# Coffee Bean Shop UK



## coffeeman

We are a coffee roaster based in Ashford and are obsessed with coffee.

We run fortnightly promotions with 4 bags of coffee for £14.99. You can see all of these on our Website . We roast freshly every day and send same day for maximum freshness.

As a family run business we are able to keep in touch with all aspect of the roasting and delivery process and pride ourselves on not out sourcing any of our roasting.

If your serious about coffee at home or in your business don't delay, try us today.


----------



## Gags

Hello,

I just saw your post today. As I own coffee plantations back in India, wanted to know if I supply estate coffee, that is grown naturally, would be able to roast it?

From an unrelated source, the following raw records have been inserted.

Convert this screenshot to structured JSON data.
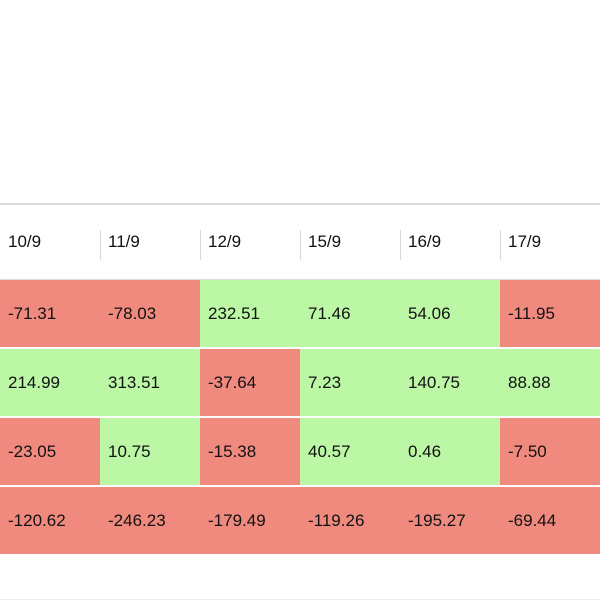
{
  "table": {
    "headers": [
      "10/9",
      "11/9",
      "12/9",
      "15/9",
      "16/9",
      "17/9"
    ],
    "rows": [
      [
        "-71.31",
        "-78.03",
        "232.51",
        "71.46",
        "54.06",
        "-11.95"
      ],
      [
        "214.99",
        "313.51",
        "-37.64",
        "7.23",
        "140.75",
        "88.88"
      ],
      [
        "-23.05",
        "10.75",
        "-15.38",
        "40.57",
        "0.46",
        "-7.50"
      ],
      [
        "-120.62",
        "-246.23",
        "-179.49",
        "-119.26",
        "-195.27",
        "-69.44"
      ]
    ]
  },
  "colors": {
    "negative": "#f08a7e",
    "positive": "#bcf7a5",
    "header_bg": "#ffffff",
    "text": "#111111"
  }
}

Please let me know if you are interested in this.

Thanking You,

Gags


----------



## chimpsinties

I buy beans from CoffeeBeanShop once a month. They've never let me down and I love their beans.

Keep up the good work


----------



## Biolino

has bean coffee is great


----------



## Biolino

Fernadez and wells too


----------



## MikeHag

Hi coffeeman. I sent you a PM regarding Kopi Luwak.

All the best,

Mike


----------



## MikeHag

Yeah bud. I'm well aware of it and I'm involved in trying to help suppliers and customers realise the animal cruelty involved. The Coffee Bean Shop have been sent a letter offering to work with them to help them make an informed decision regarding their ongoing supply of it, and have not responded. For my part I therefore won't buy anything at all from them until they stop selling it.

http://coffeeforums.co.uk/showthread.php?5004-List-of-UK-Suppliers-of-Kopi-Luwak-(Civet-Coffee)&p=27485


----------